Sickle red cells express adhesion molecules including integrin alpha4beta1, CD36, band 3 protein, sulfated glycolipid, Lutheran protein, phosphatidylserine and integrin-associated protein. The proadhesive sickle cells may bind to endothelial cell P-selectin, E-selectin, intercellular adhesion molecule-1 (ICAM-1), vascular cell adhesion molecule-1 (VCAM-1), CD36 and integrins leading to its activation. Monocytes also activate endothelium by releasing proinflammatory cytokines like tumor necrosis factor alpha (TNF-alpha) and interleukin 1beta (IL-1beta). Sickle monocytes also express increased surface CD11b and cytoplasmic cytokines TNFalpha and IL-1beta indicating activated state. Polymorphonuclear leukocytes (PMNs) are also activated with reduced L-selectin expression, enhanced CD64 expression and elevated levels of sL-selectin, sCD16 and elastase resulting in increased adhesiveness to the endothelium.
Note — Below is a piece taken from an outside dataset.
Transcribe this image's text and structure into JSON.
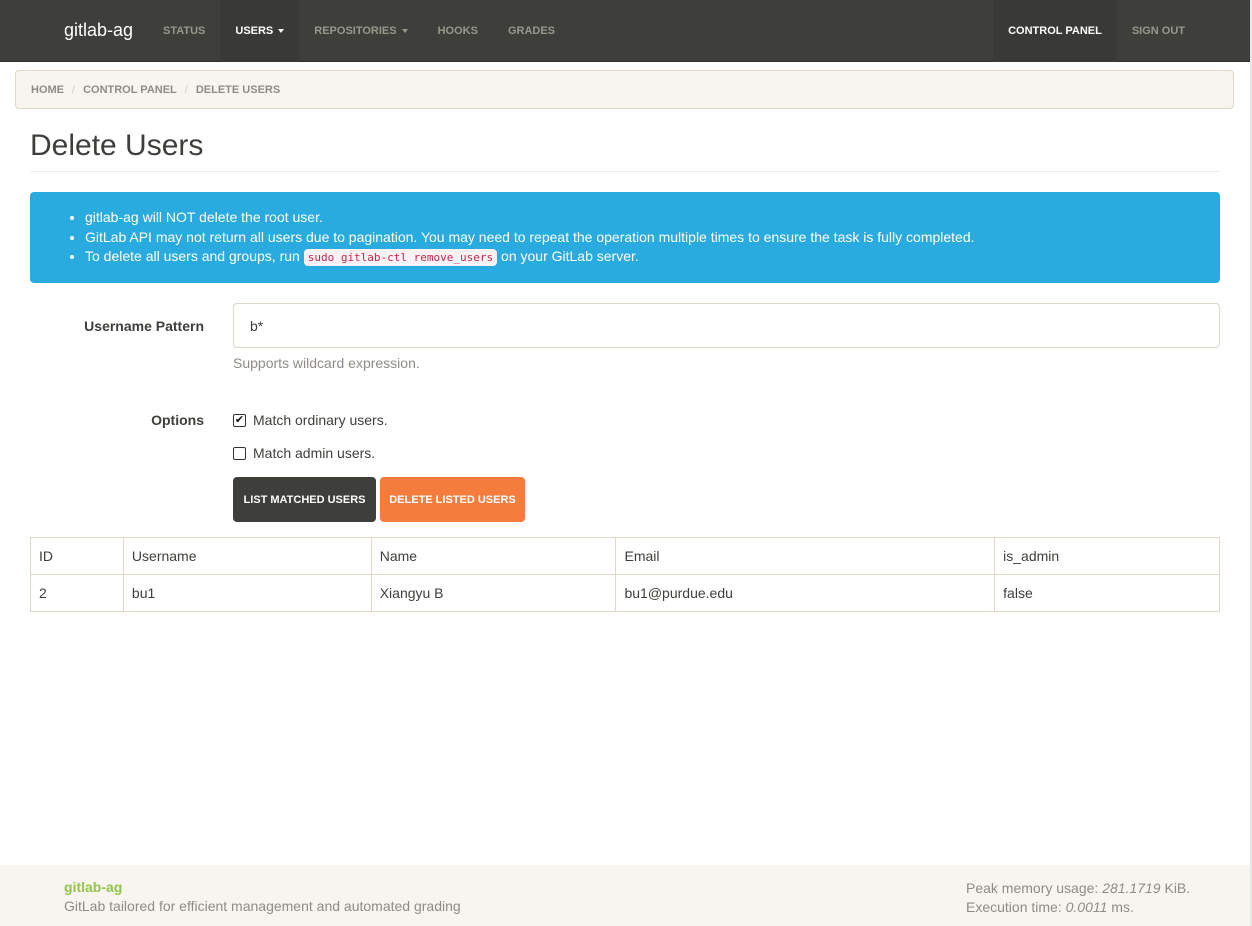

Platelets are also activated and secrete thrombospondin (TSP) and cytokine IL-1. They also form platelet- monocytes aggregates causing endothelial cell P-selectin expression. Endothelial cell activation by these multiple mechanisms leads to a loss of vascular integrity, expression of leukocyte adhesion molecules, change in the surface phenotype from antithrombotic to prothrombotic, excessive cytokine production and upregulation of HLA molecules. Furthermore, contraction of these activated endothelial cells leads to exposure of extracellular matrix proteins, such as TSP, laminin, and fibronectin and their participation in adhesive interactions with bridging molecules from the plasma such as von Willebrand factor (vWf) released from endothelial cells, ultimately culminating in vasoocclusion and local tissue ischemia, the pathognomonic basis of vasoocclusive crisis.